ADELAIDE.- Treasure Ships: Art in the Age of Spices at the Art Gallery of South Australia is the first exhibition in Australia to present the complex artistic and cultural interaction between Europe and Asia from the sixteenth to the nineteenth centuries – a period known as the Age of Spices.

This exhibition includes 300 outstanding and rarely seen works of ceramics, decorative arts, furniture, metalware, paintings, prints, engravings and textiles from both public and private collections in Australia, India, Portugal, Singapore and the United States.
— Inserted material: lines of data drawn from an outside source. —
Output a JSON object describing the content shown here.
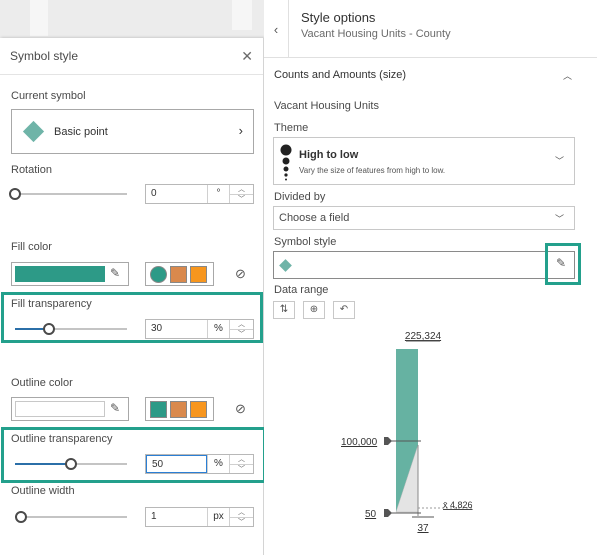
{
  "symbol_style_panel": {
    "title": "Symbol style",
    "close_icon": "close-icon",
    "current_symbol_label": "Current symbol",
    "current_symbol_name": "Basic point",
    "rotation_label": "Rotation",
    "rotation_value": "0",
    "rotation_unit": "°",
    "fill_color_label": "Fill color",
    "fill_color": "#2d9a87",
    "fill_transparency_label": "Fill transparency",
    "fill_transparency_value": "30",
    "fill_transparency_percent": 30,
    "fill_transparency_unit": "%",
    "outline_color_label": "Outline color",
    "outline_color": "#ffffff",
    "outline_transparency_label": "Outline transparency",
    "outline_transparency_value": "50",
    "outline_transparency_percent": 50,
    "outline_transparency_unit": "%",
    "outline_width_label": "Outline width",
    "outline_width_value": "1",
    "outline_width_unit": "px",
    "palette": [
      "#2d9a87",
      "#d9894d",
      "#f7961e"
    ]
  },
  "style_options": {
    "title": "Style options",
    "subtitle": "Vacant Housing Units - County",
    "section_title": "Counts and Amounts (size)",
    "field_label": "Vacant Housing Units",
    "theme_label": "Theme",
    "theme_title": "High to low",
    "theme_desc": "Vary the size of features from high to low.",
    "divided_by_label": "Divided by",
    "divided_by_placeholder": "Choose a field",
    "symbol_style_label": "Symbol style",
    "data_range_label": "Data range",
    "accent_color": "#23a08c"
  },
  "chart_data": {
    "type": "histogram-slider",
    "max_label": "225,324",
    "handle_high": "100,000",
    "handle_low": "50",
    "min_label": "37",
    "mean_label": "x̄ 4,826",
    "bar_color": "#66b2a2"
  }
}
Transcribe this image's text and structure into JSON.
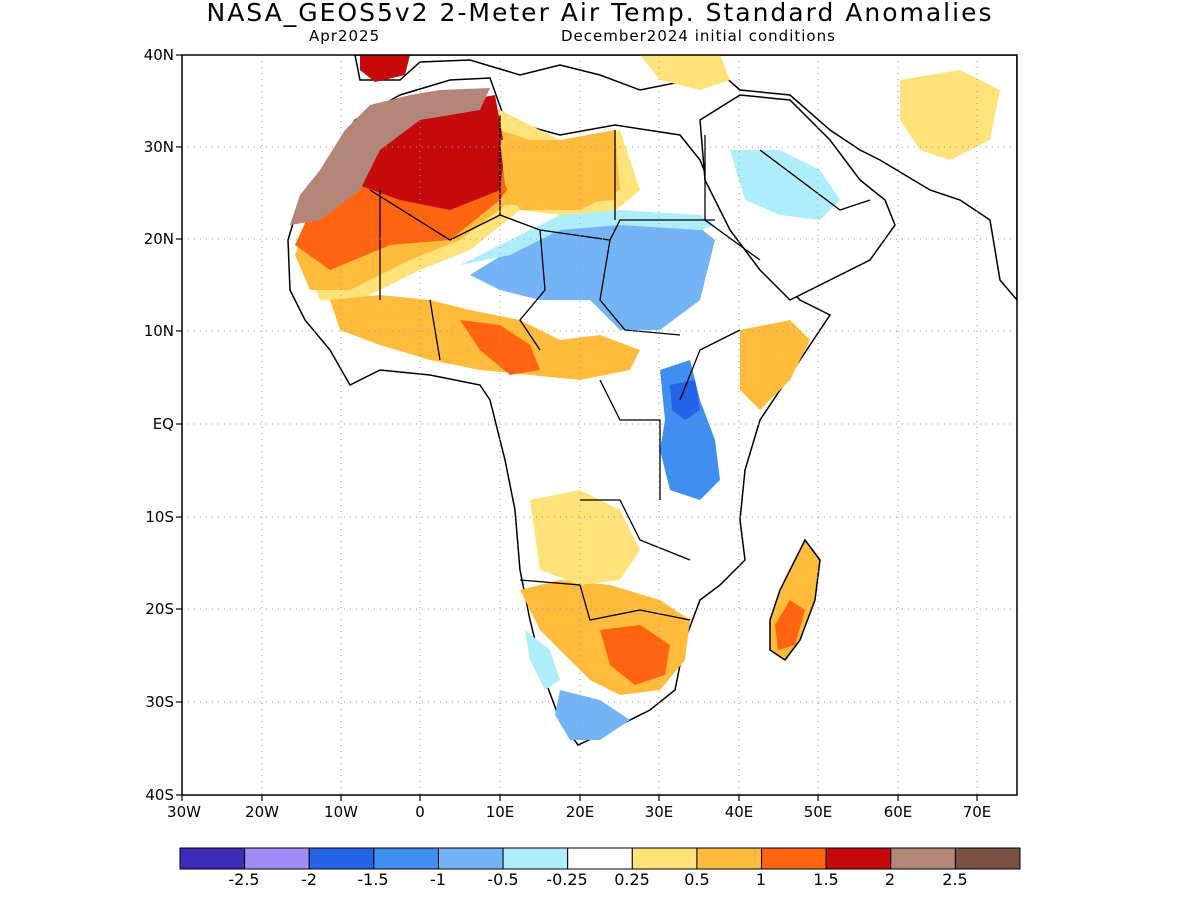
{
  "header": {
    "title": "NASA_GEOS5v2 2-Meter Air Temp. Standard Anomalies",
    "period": "Apr2025",
    "conditions": "December2024 initial conditions"
  },
  "axes": {
    "y_labels": [
      "40N",
      "30N",
      "20N",
      "10N",
      "EQ",
      "10S",
      "20S",
      "30S",
      "40S"
    ],
    "x_labels": [
      "30W",
      "20W",
      "10W",
      "0",
      "10E",
      "20E",
      "30E",
      "40E",
      "50E",
      "60E",
      "70E"
    ]
  },
  "colorbar": {
    "colors": [
      "#3d2cb8",
      "#9f8cf4",
      "#2463e6",
      "#3f8ef0",
      "#74b4f6",
      "#aeeefa",
      "#ffffff",
      "#ffe27a",
      "#ffbc3c",
      "#ff6410",
      "#c40a0a",
      "#b4867a",
      "#7a5044"
    ],
    "labels": [
      "-2.5",
      "-2",
      "-1.5",
      "-1",
      "-0.5",
      "-0.25",
      "0.25",
      "0.5",
      "1",
      "1.5",
      "2",
      "2.5"
    ]
  }
}
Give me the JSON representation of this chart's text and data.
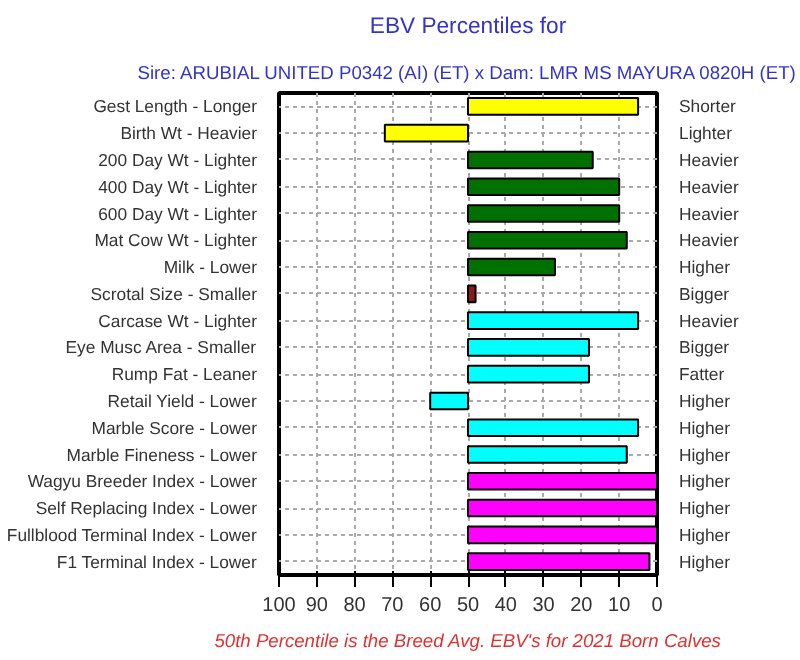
{
  "chart_data": {
    "type": "bar",
    "orientation": "horizontal",
    "title": "EBV Percentiles for",
    "subtitle": "Sire: ARUBIAL UNITED P0342 (AI) (ET) x Dam: LMR MS MAYURA 0820H (ET)",
    "categories": [
      "Gest Length - Longer",
      "Birth Wt - Heavier",
      "200 Day Wt - Lighter",
      "400 Day Wt - Lighter",
      "600 Day Wt - Lighter",
      "Mat Cow Wt - Lighter",
      "Milk - Lower",
      "Scrotal Size - Smaller",
      "Carcase Wt - Lighter",
      "Eye Musc Area - Smaller",
      "Rump Fat - Leaner",
      "Retail Yield - Lower",
      "Marble Score - Lower",
      "Marble Fineness - Lower",
      "Wagyu Breeder Index - Lower",
      "Self Replacing Index - Lower",
      "Fullblood Terminal Index - Lower",
      "F1 Terminal Index - Lower"
    ],
    "y2_categories": [
      "Shorter",
      "Lighter",
      "Heavier",
      "Heavier",
      "Heavier",
      "Heavier",
      "Higher",
      "Bigger",
      "Heavier",
      "Bigger",
      "Fatter",
      "Higher",
      "Higher",
      "Higher",
      "Higher",
      "Higher",
      "Higher",
      "Higher"
    ],
    "base": [
      50,
      50,
      50,
      50,
      50,
      50,
      50,
      50,
      50,
      50,
      50,
      50,
      50,
      50,
      50,
      50,
      50,
      50
    ],
    "values": [
      -45,
      22,
      -33,
      -40,
      -40,
      -42,
      -23,
      -2,
      -45,
      -32,
      -32,
      10,
      -45,
      -42,
      -50,
      -50,
      -50,
      -48
    ],
    "colors": [
      "#ffff00",
      "#ffff00",
      "#007000",
      "#007000",
      "#007000",
      "#007000",
      "#007000",
      "#8b1a1a",
      "#00ffff",
      "#00ffff",
      "#00ffff",
      "#00ffff",
      "#00ffff",
      "#00ffff",
      "#ff00ff",
      "#ff00ff",
      "#ff00ff",
      "#ff00ff"
    ],
    "xlim": [
      100,
      0
    ],
    "xticks": [
      100,
      90,
      80,
      70,
      60,
      50,
      40,
      30,
      20,
      10,
      0
    ],
    "grid": true,
    "annotations": [
      "50th Percentile is the Breed Avg. EBV's for 2021 Born Calves"
    ]
  }
}
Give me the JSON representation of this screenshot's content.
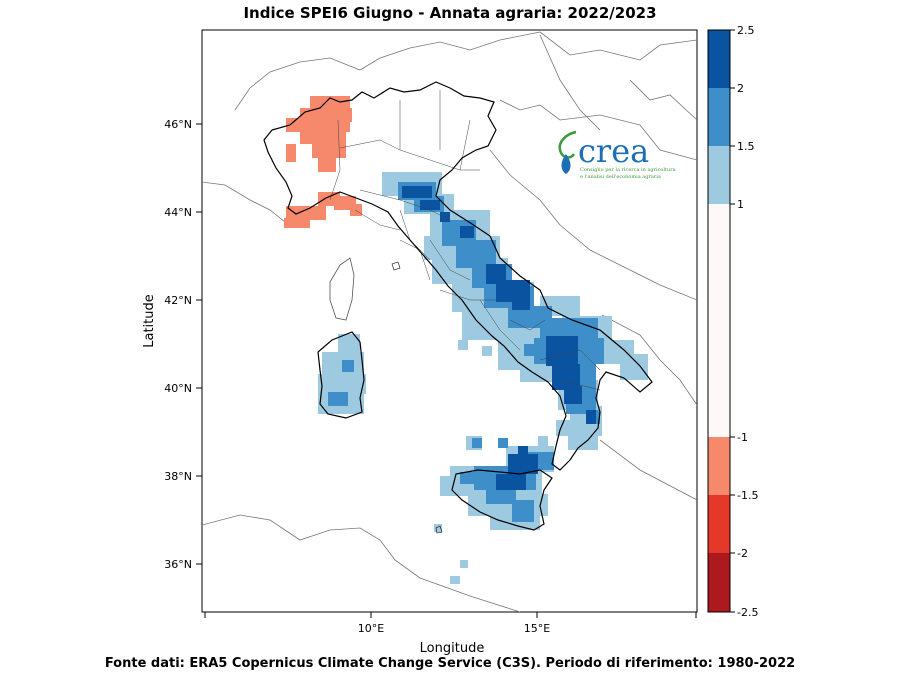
{
  "title": "Indice SPEI6 Giugno - Annata agraria: 2022/2023",
  "footer": "Fonte dati: ERA5 Copernicus Climate Change Service (C3S). Periodo di riferimento: 1980-2022",
  "axes": {
    "xlabel": "Longitude",
    "ylabel": "Latitude",
    "x_ticks": [
      "10°E",
      "15°E"
    ],
    "y_ticks": [
      "46°N",
      "44°N",
      "42°N",
      "40°N",
      "38°N",
      "36°N"
    ]
  },
  "colorbar": {
    "labels": [
      "2.5",
      "2",
      "1.5",
      "1",
      "-1",
      "-1.5",
      "-2",
      "-2.5"
    ],
    "colors": [
      "#0a53a0",
      "#3d8ec9",
      "#9ecae1",
      "#fdf9f9",
      "#f6896c",
      "#e5382b",
      "#ac1a1f"
    ]
  },
  "logo": {
    "name": "crea",
    "tagline_1": "Consiglio per la ricerca in agricoltura",
    "tagline_2": "e l'analisi dell'economia agraria"
  },
  "palette": {
    "dark_blue": "#0a53a0",
    "mid_blue": "#3d8ec9",
    "light_blue": "#9ecae1",
    "light_red": "#f6896c",
    "logo_green": "#3b9a3a",
    "logo_blue": "#1d6fb5"
  }
}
Nick Mitzevich, Director, Art Gallery of South Australia said this landmark exhibition and its publication highlights the Gallery’s international reputation for presenting spectacular exhibitions of historical Asian and European art. Treasure ships showcases a diverse collection of luxury objects, many of which have never previously been seen on public display in Australia. This has been made possible through the extensive cooperation and support the Gallery has received from institutions, collectors and scholars in Portugal, India, Singapore, Indonesia and the United States, as well as the partnership with the Art Gallery of Western Australia. The Gallery’s two curators James Bennett and Russell Kelty have worked researching the exhibition for over 3 years and their professional commitment has ensured the success of this much-anticipated exhibition.

The works of art selected reveal how the international trade in spices and other exotic commodities inspired dialogue between Asian and European artists, a centuries old conversation whose heritage is the aesthetic globalism we know today.

Europe’s infatuation with pepper, nutmeg and cloves has often been explained in terms of the necessity to preserve cooked foods in the days before the invention of refrigeration. This is a half-truth, which takes little account of the complex reasons the condiments of luxury and status were so avidly sought, often at great expense to human lives said James Bennett, Curator.

The exhibition commences with the small country of Portugal. Located on the periphery of Europe, Portugal re-mapped the West’s view of the world and created a mercantile spice empire stretching halfway around the globe during the fifteenth-sixteenth century. In 1498 Vasco Da Gama’s small fleet became the first to reach India, landing with the famous words, ‘we come in search of Christians and spices’. Within a decade the Portuguese soldier – aristocrat Francisco de Almeida (1450-1510) had ruthlessly seized control of the Indian Ocean spice trade and established Portugal’s permanent presence in Asia that lasted four hundred years.

Treasure Ships also presents the story of exploration and trade, discovery and shipwrecks, as well as illustrating the astonishing beauty of Chinese porcelain, known as ‘white gold’, and vibrant Indian textiles created for export around the world.

There are several highlights in this exhibition including two works from the personal collection of Queen Adelaide (1792-1849) after whom the city of Adelaide was named in 1836, artefacts retrieved from the Batavia, which sank off the Western Australian coast in the seventeenth century, and a magnificent early 19th century Chinese punchbowl depicting Sydney Cove, that locates Australia within this global history.

It is most appropriate that this exhibition should originate in Adelaide as this is the only Australian city founded on the vision of a Eurasian – the surveyor Colonel William Light (1786-1839) whose Mother was of Malaysian descent and whose remarkable self-portrait features in the exhibition said James Bennett.

Treasure Ships also examines the impact of the Age of Spices on the ‘discovery’ of the Australian continent and the commencement of English occupation in 1788. The colonial art of the period displays the aesthetic reverberations that continued in the Australasian region long after European ships had ceased carrying cargoes of nutmeg and cloves.

Treasure Ships: Art in the age of Spices opened at the Art Gallery of South Australia on 13 June and runs until 30 August 2015. The exhibition opens at the Art Gallery of Western Australia on 10 October and runs until 31 January 2016.